Ричард выключает проекцию. Свет гаснет. Остаются лишь тени и холодное синее мигание интерфейсов в углу. Он подходит к разбитому зеркалу. Тому самому. Сколотому, исцарапанному. Где отражение — как головоломка, которую нельзя собрать. Он смотрит на себя долго. Не мигая. Там — он. Но не тот Ричард. Не тот, которого он знал.
— Довольно. — он говорит резко, как удар, как-будто не себе, а кому-то внутри. — Всё это сбой в системе. Ни о какой эмпатии и речи нет. Мне просто... интересно, что будет дальше.
Отражение, будто усмехнулось. Медленно. Мерзко и с горечью. Ухмылка, которую он не делал. Но она всё равно там, на той стороне стекла. Он смотрит в разбитое зеркало. Как в дыру в мир, где всё пошло не так. Где ошибки — это не сбои в коде, а выборы. Осознанные. Ужасно человеческие. И кажется, что девиация пошла не задуманному пути.
Он касается зеркала пальцами, острыми, механически точными, но в этом касании больше дрожи, чем у живых.
— Он сделал тебя слабым... — шепчет он. — Он... со своими дешёвыми шуточками, с этим идиотским упрямством, с презрением во взгляде. Он всё выжег из тебя. — он вздыхает, но звук напоминает рык мотора, застрявшего в масле. — Он и убил в тебе все... блять, живое.
Он отворачивается. Проходит к столу, будто каждый шаг режет воздух. Смотрит на фото Гэвина. Поднимает его двумя пальцами — как мусор. Но не рвёт. Не жжёт. Смотрит.
— Я не останусь в долгу за него, Рид. Ты узнаешь, что он чувствовал. В трехкратном размере.
Он отбрасывает фото. Небрежно. Оно падает, скользит по полу, лицом вниз. Как будто не имеет значения.
— Я уничтожу тебя, Рид. Морально. По слоям. Я не убью тебя сразу. Нет. Я буду рядом. Как ошибка, что копится в системе. Как вирус, что не видно. Ты будешь слышать шаги, но не узнаешь, где я. Будешь смеяться — и оборачиваться. И я всё равно буду ближе, чем ты думаешь.

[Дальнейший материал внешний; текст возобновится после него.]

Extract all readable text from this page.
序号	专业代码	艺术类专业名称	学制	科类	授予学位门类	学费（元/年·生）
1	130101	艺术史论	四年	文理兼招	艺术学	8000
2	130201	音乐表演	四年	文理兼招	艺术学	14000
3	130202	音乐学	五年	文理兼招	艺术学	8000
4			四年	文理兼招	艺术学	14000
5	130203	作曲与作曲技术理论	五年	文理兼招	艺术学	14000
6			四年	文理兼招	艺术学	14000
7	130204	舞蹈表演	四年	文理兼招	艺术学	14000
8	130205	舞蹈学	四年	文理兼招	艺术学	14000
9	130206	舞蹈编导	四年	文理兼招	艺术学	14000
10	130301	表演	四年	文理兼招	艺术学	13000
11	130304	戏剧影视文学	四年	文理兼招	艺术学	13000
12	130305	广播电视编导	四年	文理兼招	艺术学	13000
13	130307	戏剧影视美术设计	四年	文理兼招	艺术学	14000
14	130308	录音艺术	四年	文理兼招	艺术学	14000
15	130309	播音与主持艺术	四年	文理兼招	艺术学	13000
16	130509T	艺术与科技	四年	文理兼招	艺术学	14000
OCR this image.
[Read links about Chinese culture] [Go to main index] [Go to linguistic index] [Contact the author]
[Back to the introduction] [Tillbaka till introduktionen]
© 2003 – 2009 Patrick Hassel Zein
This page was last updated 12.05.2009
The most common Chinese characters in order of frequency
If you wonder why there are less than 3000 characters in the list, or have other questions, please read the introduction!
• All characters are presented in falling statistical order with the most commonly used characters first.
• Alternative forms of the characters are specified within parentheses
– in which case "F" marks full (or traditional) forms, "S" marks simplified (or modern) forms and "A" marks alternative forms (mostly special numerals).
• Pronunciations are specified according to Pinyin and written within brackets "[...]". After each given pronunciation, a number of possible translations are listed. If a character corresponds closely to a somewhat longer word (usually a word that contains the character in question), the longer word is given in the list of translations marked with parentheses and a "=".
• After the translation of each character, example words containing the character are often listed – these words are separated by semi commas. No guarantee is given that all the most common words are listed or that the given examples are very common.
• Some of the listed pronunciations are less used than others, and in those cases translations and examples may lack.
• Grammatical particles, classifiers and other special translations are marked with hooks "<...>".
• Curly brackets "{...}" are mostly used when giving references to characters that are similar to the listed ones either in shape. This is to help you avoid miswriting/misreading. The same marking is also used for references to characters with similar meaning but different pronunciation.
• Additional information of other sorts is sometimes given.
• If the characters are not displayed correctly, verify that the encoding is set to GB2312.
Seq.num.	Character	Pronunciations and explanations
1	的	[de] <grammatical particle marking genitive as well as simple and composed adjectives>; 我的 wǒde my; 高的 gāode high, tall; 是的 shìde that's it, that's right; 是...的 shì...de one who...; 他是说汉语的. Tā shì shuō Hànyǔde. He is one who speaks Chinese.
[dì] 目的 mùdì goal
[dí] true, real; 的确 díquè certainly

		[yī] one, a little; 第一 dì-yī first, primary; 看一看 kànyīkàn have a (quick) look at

Он снова смотрит в зеркало. Теперь с другим выражением. Слишком человеческим, чтобы быть безопасным. Слишком живым.
— Это не ради справедливости. Это... акт симметрии. Один за одного. Ты уничтожил моего. Я уничтожу твоё спокойствие. А потом, может быть, я наконец замолчу.
И он, не мигая, смотрит в отражение. Как будто ждёт чего-то. Но отражение молчит.
Оно только улыбается — устало, с оттенком безумия.